El segundo día puede orientarse al territorio. Por la mañana, visita a Lacipo para conectar con el pasado romano y comprender el valor estratégico del enclave. Después, recorrido por los Baños de la Hedionda y su entorno natural, con tiempo para bañarse si la temporada y la normativa lo permiten. Si el viajero quiere ampliar la experiencia, puede acercarse a Casares Costa o enlazar con rutas de naturaleza en Sierra Crestellina. Así, el fin de semana combina pueblo, arqueología, agua, sierra y mar.
Mejor época para visitar Casares
La primavera y el otoño son las mejores épocas para visitar Casares. En primavera, el paisaje aparece más verde, las temperaturas son agradables para caminar y las flores realzan el blanco de las calles. En otoño, la luz es más suave, hay menos calor y el pueblo recupera un ritmo tranquilo tras el verano.

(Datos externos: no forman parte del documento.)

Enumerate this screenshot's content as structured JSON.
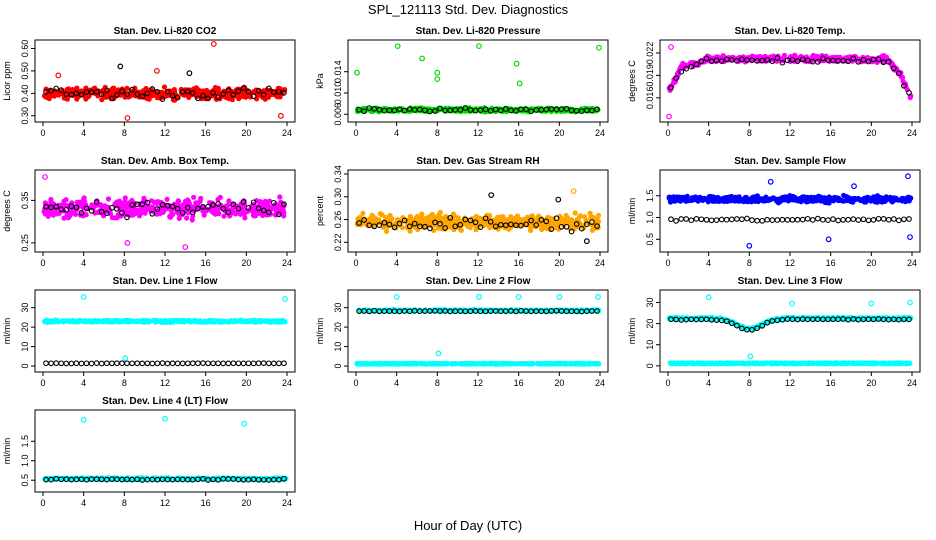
{
  "title": "SPL_121113  Std. Dev. Diagnostics",
  "xlabel": "Hour of Day (UTC)",
  "colors": {
    "black": "#000000",
    "red": "#ff0000",
    "green": "#00dd00",
    "magenta": "#ff00ff",
    "orange": "#ffa500",
    "blue": "#0000ff",
    "cyan": "#00ffff"
  },
  "chart_data": [
    {
      "type": "scatter",
      "title": "Stan. Dev. Li-820 CO2",
      "ylabel": "Licor ppm",
      "xlim": [
        0,
        24
      ],
      "xticks": [
        "0",
        "4",
        "8",
        "12",
        "16",
        "20",
        "24"
      ],
      "ylim": [
        0.29,
        0.62
      ],
      "yticks": [
        "0.30",
        "0.40",
        "0.50",
        "0.60"
      ],
      "series": [
        {
          "color": "red",
          "marker": "filled",
          "base": 0.4,
          "spread": 0.035,
          "outliers": [
            [
              1.5,
              0.48
            ],
            [
              8.3,
              0.29
            ],
            [
              16.8,
              0.62
            ],
            [
              23.4,
              0.3
            ],
            [
              11.2,
              0.5
            ]
          ]
        },
        {
          "color": "black",
          "marker": "open",
          "base": 0.4,
          "spread": 0.04,
          "outliers": [
            [
              7.6,
              0.52
            ],
            [
              14.4,
              0.49
            ]
          ]
        }
      ]
    },
    {
      "type": "scatter",
      "title": "Stan. Dev. Li-820 Pressure",
      "ylabel": "kPa",
      "xlim": [
        0,
        24
      ],
      "xticks": [
        "0",
        "4",
        "8",
        "12",
        "16",
        "20",
        "24"
      ],
      "ylim": [
        0.0053,
        0.0192
      ],
      "yticks": [
        "0.006",
        "0.010",
        "0.014"
      ],
      "series": [
        {
          "color": "green",
          "marker": "filled",
          "base": 0.0068,
          "spread": 0.0005,
          "outliers": [
            [
              0.1,
              0.0138
            ],
            [
              4.1,
              0.0188
            ],
            [
              6.5,
              0.0165
            ],
            [
              8.0,
              0.0138
            ],
            [
              8.0,
              0.0126
            ],
            [
              12.1,
              0.0188
            ],
            [
              15.8,
              0.0155
            ],
            [
              16.1,
              0.0118
            ],
            [
              23.9,
              0.0185
            ]
          ]
        },
        {
          "color": "black",
          "marker": "open",
          "base": 0.0068,
          "spread": 0.0006,
          "outliers": []
        }
      ]
    },
    {
      "type": "scatter",
      "title": "Stan. Dev. Li-820 Temp.",
      "ylabel": "degrees C",
      "xlim": [
        0,
        24
      ],
      "xticks": [
        "0",
        "4",
        "8",
        "12",
        "16",
        "20",
        "24"
      ],
      "ylim": [
        0.0133,
        0.0232
      ],
      "yticks": [
        "0.016",
        "0.019",
        "0.022"
      ],
      "series": [
        {
          "color": "magenta",
          "marker": "filled",
          "base": 0.0212,
          "spread": 0.0006,
          "shape": "temp",
          "outliers": [
            [
              0.3,
              0.0228
            ],
            [
              0.1,
              0.0135
            ]
          ]
        },
        {
          "color": "black",
          "marker": "open",
          "base": 0.021,
          "spread": 0.0005,
          "shape": "temp",
          "outliers": []
        }
      ]
    },
    {
      "type": "scatter",
      "title": "Stan. Dev. Amb. Box Temp.",
      "ylabel": "degrees C",
      "xlim": [
        0,
        24
      ],
      "xticks": [
        "0",
        "4",
        "8",
        "12",
        "16",
        "20",
        "24"
      ],
      "ylim": [
        0.238,
        0.412
      ],
      "yticks": [
        "0.25",
        "0.35"
      ],
      "series": [
        {
          "color": "magenta",
          "marker": "filled",
          "base": 0.332,
          "spread": 0.032,
          "outliers": [
            [
              0.2,
              0.405
            ],
            [
              14.0,
              0.24
            ],
            [
              8.3,
              0.25
            ]
          ]
        },
        {
          "color": "black",
          "marker": "open",
          "base": 0.332,
          "spread": 0.03,
          "outliers": []
        }
      ]
    },
    {
      "type": "scatter",
      "title": "Stan. Dev. Gas Stream RH",
      "ylabel": "percent",
      "xlim": [
        0,
        24
      ],
      "xticks": [
        "0",
        "4",
        "8",
        "12",
        "16",
        "20",
        "24"
      ],
      "ylim": [
        0.21,
        0.34
      ],
      "yticks": [
        "0.22",
        "0.26",
        "0.30",
        "0.34"
      ],
      "series": [
        {
          "color": "orange",
          "marker": "filled",
          "base": 0.255,
          "spread": 0.02,
          "outliers": [
            [
              21.4,
              0.31
            ]
          ]
        },
        {
          "color": "black",
          "marker": "open",
          "base": 0.252,
          "spread": 0.018,
          "outliers": [
            [
              13.3,
              0.303
            ],
            [
              19.9,
              0.295
            ],
            [
              22.7,
              0.222
            ]
          ]
        }
      ]
    },
    {
      "type": "scatter",
      "title": "Stan. Dev. Sample Flow",
      "ylabel": "ml/min",
      "xlim": [
        0,
        24
      ],
      "xticks": [
        "0",
        "4",
        "8",
        "12",
        "16",
        "20",
        "24"
      ],
      "ylim": [
        0.3,
        2.0
      ],
      "yticks": [
        "0.5",
        "1.0",
        "1.5"
      ],
      "series": [
        {
          "color": "blue",
          "marker": "filled",
          "base": 1.42,
          "spread": 0.1,
          "outliers": [
            [
              23.6,
              1.95
            ],
            [
              8.0,
              0.35
            ],
            [
              23.8,
              0.55
            ],
            [
              15.8,
              0.5
            ],
            [
              10.1,
              1.82
            ],
            [
              18.3,
              1.72
            ]
          ]
        },
        {
          "color": "black",
          "marker": "open",
          "base": 0.95,
          "spread": 0.05,
          "outliers": []
        }
      ]
    },
    {
      "type": "scatter",
      "title": "Stan. Dev. Line 1 Flow",
      "ylabel": "ml/min",
      "xlim": [
        0,
        24
      ],
      "xticks": [
        "0",
        "4",
        "8",
        "12",
        "16",
        "20",
        "24"
      ],
      "ylim": [
        -1,
        37
      ],
      "yticks": [
        "0",
        "10",
        "20",
        "30"
      ],
      "series": [
        {
          "color": "cyan",
          "marker": "filled",
          "base": 23.0,
          "spread": 0.7,
          "outliers": [
            [
              4.0,
              35.5
            ],
            [
              23.8,
              34.5
            ],
            [
              8.1,
              4.0
            ]
          ]
        },
        {
          "color": "black",
          "marker": "open",
          "base": 1.4,
          "spread": 0.2,
          "outliers": []
        }
      ]
    },
    {
      "type": "scatter",
      "title": "Stan. Dev. Line 2 Flow",
      "ylabel": "ml/min",
      "xlim": [
        0,
        24
      ],
      "xticks": [
        "0",
        "4",
        "8",
        "12",
        "16",
        "20",
        "24"
      ],
      "ylim": [
        -1,
        37
      ],
      "yticks": [
        "0",
        "10",
        "20",
        "30"
      ],
      "series": [
        {
          "color": "cyan",
          "marker": "filled",
          "base": 1.2,
          "spread": 0.3,
          "outliers": [
            [
              4.0,
              35.5
            ],
            [
              8.1,
              6.5
            ],
            [
              12.1,
              35.5
            ],
            [
              16.0,
              35.5
            ],
            [
              20.0,
              35.5
            ],
            [
              23.8,
              35.5
            ]
          ]
        },
        {
          "color": "cyan",
          "marker": "filled",
          "base": 28.5,
          "spread": 0.6,
          "outliers": []
        },
        {
          "color": "black",
          "marker": "open",
          "base": 28.2,
          "spread": 0.3,
          "outliers": []
        }
      ]
    },
    {
      "type": "scatter",
      "title": "Stan. Dev. Line 3 Flow",
      "ylabel": "ml/min",
      "xlim": [
        0,
        24
      ],
      "xticks": [
        "0",
        "4",
        "8",
        "12",
        "16",
        "20",
        "24"
      ],
      "ylim": [
        -1,
        34
      ],
      "yticks": [
        "0",
        "10",
        "20",
        "30"
      ],
      "series": [
        {
          "color": "cyan",
          "marker": "filled",
          "base": 1.2,
          "spread": 0.3,
          "outliers": [
            [
              4.0,
              32.5
            ],
            [
              8.1,
              4.5
            ],
            [
              12.2,
              29.5
            ],
            [
              20.0,
              29.5
            ],
            [
              23.8,
              30.0
            ]
          ]
        },
        {
          "color": "cyan",
          "marker": "filled",
          "base": 22.5,
          "spread": 0.6,
          "shape": "dip",
          "outliers": []
        },
        {
          "color": "black",
          "marker": "open",
          "base": 22.0,
          "spread": 0.4,
          "shape": "dip",
          "outliers": []
        }
      ]
    },
    {
      "type": "scatter",
      "title": "Stan. Dev. Line 4 (LT) Flow",
      "ylabel": "ml/min",
      "xlim": [
        0,
        24
      ],
      "xticks": [
        "0",
        "4",
        "8",
        "12",
        "16",
        "20",
        "24"
      ],
      "ylim": [
        0.3,
        2.2
      ],
      "yticks": [
        "0.5",
        "1.0",
        "1.5"
      ],
      "series": [
        {
          "color": "cyan",
          "marker": "filled",
          "base": 0.54,
          "spread": 0.03,
          "outliers": [
            [
              4.0,
              2.05
            ],
            [
              12.0,
              2.08
            ],
            [
              19.8,
              1.95
            ]
          ]
        },
        {
          "color": "black",
          "marker": "open",
          "base": 0.52,
          "spread": 0.03,
          "outliers": []
        }
      ]
    }
  ]
}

El invierno también puede ser una buena opción para quienes buscan calma, cielos limpios y rutas sin aglomeraciones.
El verano tiene el atractivo añadido de los Baños de la Hedionda y de la cercanía de la costa, pero también implica más visitantes, calor en las cuestas y posibles restricciones de acceso al recinto balneario en horas punta. Conviene llevar calzado cómodo, agua, protección solar y consultar horarios, reservas y condiciones actualizadas antes de planificar el baño. Casares recompensa a quien llega con tiempo: no es un pueblo para tachar de una lista, sino para mirar despacio.
Una despedida entre cal, piedra y horizonte
Casares permanece en la memoria por su imagen, pero convence por sus capas. Es pueblo blanco, sí, pero también fortaleza de frontera, balcón mediterráneo, cuna andalucista, territorio romano, refugio de aguas sulfurosas y cocina de sierra. Su belleza no está solo en lo que se ve desde lejos, sino en la forma en que cada calle conduce a una historia y cada mirador devuelve una pregunta: cuántos pueblos pueden mirar al mar sin dejar de pertenecer a la montaña.